Wednesday, 28 May 2014

Discoveries That Changed the Post War Empire

During the post war era of the late twentieth century two inventions/discoveries changed the very course of the Empire and made it into what it is today.

Heliumite

Originally hydrogen was used as the lifting gas of airships however even before the advent of the second war it was known that the gas is highly flammable and easily set off from a little spark.  At the end of the war a Welsh scientist Tomas Connah who had originally been working on deep sea diving and the use of other gases to breath at greater depths, had an accident occurred at his lab at Southampton navel docks where a diver lost her life (she was married to Tomas).  The resulting gas became known as Heliumite.  Helium itself is quite rare and expensive to produce in large quantities but the process that Connah discovered was cheaper and seemed to create more gas from less gas.

The exact process is a state secret and the Empire has the monopoly on the sale of Heliumite.

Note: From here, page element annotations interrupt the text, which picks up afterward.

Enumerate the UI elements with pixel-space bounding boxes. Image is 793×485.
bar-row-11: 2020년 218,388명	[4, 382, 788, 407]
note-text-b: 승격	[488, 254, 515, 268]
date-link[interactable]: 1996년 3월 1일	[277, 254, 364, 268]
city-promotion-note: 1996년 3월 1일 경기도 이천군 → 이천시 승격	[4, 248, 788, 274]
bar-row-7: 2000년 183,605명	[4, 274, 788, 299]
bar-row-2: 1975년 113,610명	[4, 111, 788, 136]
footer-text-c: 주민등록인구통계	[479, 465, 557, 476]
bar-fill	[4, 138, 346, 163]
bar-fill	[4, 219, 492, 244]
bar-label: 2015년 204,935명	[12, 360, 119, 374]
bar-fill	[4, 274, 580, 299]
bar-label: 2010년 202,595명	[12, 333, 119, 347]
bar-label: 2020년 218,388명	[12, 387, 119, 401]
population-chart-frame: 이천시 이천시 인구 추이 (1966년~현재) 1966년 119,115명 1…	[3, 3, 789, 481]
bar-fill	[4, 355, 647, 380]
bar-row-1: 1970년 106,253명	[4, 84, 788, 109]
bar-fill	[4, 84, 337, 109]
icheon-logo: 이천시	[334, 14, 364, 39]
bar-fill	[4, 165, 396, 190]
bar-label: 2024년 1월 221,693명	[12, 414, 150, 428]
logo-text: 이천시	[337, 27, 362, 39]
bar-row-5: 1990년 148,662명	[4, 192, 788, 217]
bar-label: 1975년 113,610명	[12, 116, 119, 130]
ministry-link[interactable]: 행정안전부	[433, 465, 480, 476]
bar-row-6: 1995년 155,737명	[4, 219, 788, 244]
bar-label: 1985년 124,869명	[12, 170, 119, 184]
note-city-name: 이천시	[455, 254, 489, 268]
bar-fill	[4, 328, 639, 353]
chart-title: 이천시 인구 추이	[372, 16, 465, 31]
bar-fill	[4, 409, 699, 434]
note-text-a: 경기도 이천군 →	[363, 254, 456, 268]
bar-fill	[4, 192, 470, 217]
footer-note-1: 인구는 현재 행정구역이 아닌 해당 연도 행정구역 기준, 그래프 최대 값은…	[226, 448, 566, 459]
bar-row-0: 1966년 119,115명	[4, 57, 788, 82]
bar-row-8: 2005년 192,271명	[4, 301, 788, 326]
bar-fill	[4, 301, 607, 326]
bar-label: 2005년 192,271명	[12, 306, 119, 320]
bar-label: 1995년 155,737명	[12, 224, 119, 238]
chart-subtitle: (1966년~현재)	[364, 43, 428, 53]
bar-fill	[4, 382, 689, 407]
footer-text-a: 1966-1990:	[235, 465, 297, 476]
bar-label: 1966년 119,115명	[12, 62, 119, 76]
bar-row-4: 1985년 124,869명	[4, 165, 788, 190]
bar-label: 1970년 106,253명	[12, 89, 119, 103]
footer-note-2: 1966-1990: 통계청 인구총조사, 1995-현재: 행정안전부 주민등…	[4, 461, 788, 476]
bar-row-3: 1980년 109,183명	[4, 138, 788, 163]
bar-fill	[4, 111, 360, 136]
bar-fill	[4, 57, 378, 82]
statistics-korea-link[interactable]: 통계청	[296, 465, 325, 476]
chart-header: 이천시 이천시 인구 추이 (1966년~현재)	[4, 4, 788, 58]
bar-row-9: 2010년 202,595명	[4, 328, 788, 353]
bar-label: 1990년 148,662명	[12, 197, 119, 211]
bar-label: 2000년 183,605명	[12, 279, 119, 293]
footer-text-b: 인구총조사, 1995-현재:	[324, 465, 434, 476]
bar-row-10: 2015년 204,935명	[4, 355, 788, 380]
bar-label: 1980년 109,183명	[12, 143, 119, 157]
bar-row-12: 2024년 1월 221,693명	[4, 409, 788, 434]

Heliumite has the same atomic weight as its cousin but does not expand in high altitudes and has a greater lifting power than hydrogen which seems to break the laws of physics.  There is however much that the Empire keeps from public regarding this unusual gas.

GrapherIron 

Technically not actually made of iron in anyway, the actual material is Graphene and an epoxy resin which when bonded together becomes the hardest and lightest material known to man.  Its uses range from the very small (paint to generate electricity on tall buildings) to the very large (skyscrapers and the superstructure of airships and spaceships).

GrapherIron when used as a envelope for an airship creates a frictionless surface that significantly decreases drag and thereby increasing velocity close to 160mph although that is dependent upon the class of airship.

This allowed the Empire to build virtually indestructible airships for the military and commercial use.

Without these two inventions our world would be very different today.